También reconoció haber proporcionado lo que en el mercado bursátil equivaldría a «insider information»; sus beneficiarios eran los apostadores profesionales James Battista (ex compañero de secundaria de Donaghy) y Thomas Martino, y los datos que les pasaba eran -por caso- el estado de salud de los jugadores, qué árbitros estaban designados para dirigir, qué relación tenían esos árbitros con los jugadores, etcétera. El ex juez reveló: «Les mandaba mis predicciones basadas en esas informaciones, y ellos me pagaban por cada acierto». La fiscalía agregó que lo que le pagaban rondaba los u$s 5.000 por cada «predicción» correcta.

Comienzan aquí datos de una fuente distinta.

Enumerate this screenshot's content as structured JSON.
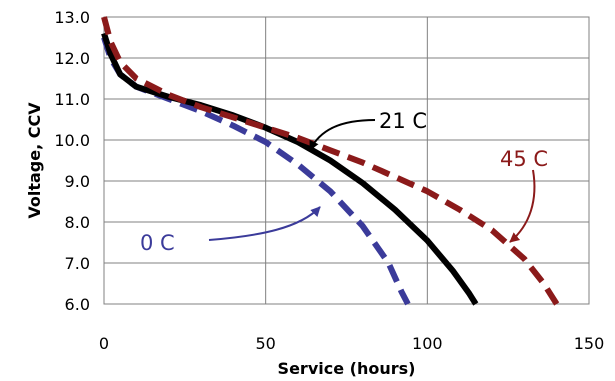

Su defensor argumentó en su favor que « Donaghy tuvo una grave adicción al juego durante un tiempo», problema que se remontaría al menos a 2003.
Según la fiscalía, Battista se reunió con Donaghy el año pasado y, en una maniobra mafiosa que parece extraída de «Los Soprano», le dijo que si no «cooperaba», harían públicas sus apuestas sobre partidos que él había dirigido.
Pero si aceptaba «jugar», le pagarían entre u$s 2.000 y u$s 5.000 por partido acertado. El salario anual de Donaghy era de u$s 260.000, ingreso al que debió renunciar -junto con su cargo- el pasado 9 de julio tras 13 temporadas como árbitro de la NBA; esa fecha el FBI le informó a la liga que estaba investigándolo. Desde entonces, la NBA y su jefe máximo, David Stern, están haciendo desesperados esfuerzos para controlar los daños causados por el escándalo en la credibilidad de la liga. « Donaghy es un delincuente, un criminal aislado; seguiremos haciendo todo lo necesario para proteger la integridad de nuestro deporte», dijo ayer Stern en un comunicado. Habrá que ver si los fanáticos le creen.